这时的章惇,原本有足够的权力去营救苏轼,修复两人的友情,但他没有这个肚量。元祐年间苏轼兄弟对自己的指摘和见死不救,一定在章惇的心中留下了很深的印痕。
此时的他对苏轼,应该是有怨恨的。
但后来的史书笔记说,章惇是远谪苏轼的幕后黑手,这就言过其实了。包括苏轼在内的元祐党人在宋哲宗亲政后,均遭到连续贬谪,一直贬到山穷水恶的岭南。那是因为在太皇太后高滔滔摄政期间,在朝大臣大多无视宋哲宗这个小皇帝的存在,让他心生怨恨。在自己亲政后,宋哲宗尽反高滔滔之政,实施了发泄式的报复行动。
当时有大臣询问宋哲宗,能否将元祐党人从岭南调到稍微好一点的地方,宋哲宗明确表示,绝不可以。
章惇对不起苏轼,仅仅因为他没有出手营救苏轼,而这,就像苏轼在元祐期间也未出手营救自己一样。他们彼此或许还有友情,但政治的介入,已让他们越走越远了。
宋徽宗时期,两人的遭遇更加耐人寻味。
建中靖国元年(1101年),苏轼劫后余生,获准北归,这次轮到章惇被贬到岭南。章惇的儿子章援向苏轼写信求助,此时距离苏轼病逝仅一个半月。苏轼收到章援的信“大喜”,抱病写长文作答。他虽然对章惇的被贬无能为力,但让章援转告其父要保重身体。
苏轼说,他与章惇定交四十年,“虽中间出处稍异,交情固无所增损也”。他至死都承认并怀念他与章惇的友情。至于两人的政见分歧,曾经的党争倾轧,通通轻描淡写。这些和他们的交情比起来,都不重要。

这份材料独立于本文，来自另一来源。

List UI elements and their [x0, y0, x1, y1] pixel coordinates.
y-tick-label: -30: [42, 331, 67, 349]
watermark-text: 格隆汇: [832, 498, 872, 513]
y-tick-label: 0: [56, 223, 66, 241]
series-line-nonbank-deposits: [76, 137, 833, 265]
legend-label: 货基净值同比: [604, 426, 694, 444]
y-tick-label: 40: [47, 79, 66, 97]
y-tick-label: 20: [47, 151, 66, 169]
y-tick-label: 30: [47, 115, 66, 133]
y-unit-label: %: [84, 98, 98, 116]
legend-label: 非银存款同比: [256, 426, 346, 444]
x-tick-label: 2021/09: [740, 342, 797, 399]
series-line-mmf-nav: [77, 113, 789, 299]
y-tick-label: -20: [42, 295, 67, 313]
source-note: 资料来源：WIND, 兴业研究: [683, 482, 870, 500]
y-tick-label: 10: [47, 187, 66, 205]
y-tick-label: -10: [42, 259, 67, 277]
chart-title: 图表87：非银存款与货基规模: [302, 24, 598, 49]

相逢一笑泯恩仇,只是他们没有机会再相逢了。章惇被贬雷州大约半年后,苏轼在常州去世。
吊诡的是,崇宁三年(1104年),他们殊途同归,一起被徽宗朝权相蔡京列入“元祐党籍”,成了所谓的“元祐奸党”。
第二年,71岁的章惇在贬所病逝。
章惇死后数年,他才得到朝廷追认,被追封为魏国公,而苏轼则被打入另册。
但北宋灭亡后,两人身后的命运再次反转。
章惇被当成了奸臣,宋高宗追贬章惇为“昭化军节度副使,子孙不得仕于朝”。苏轼则成了宋高宗、宋孝宗十分喜爱的“苏文忠公”。这种历史定位一直延续到现在。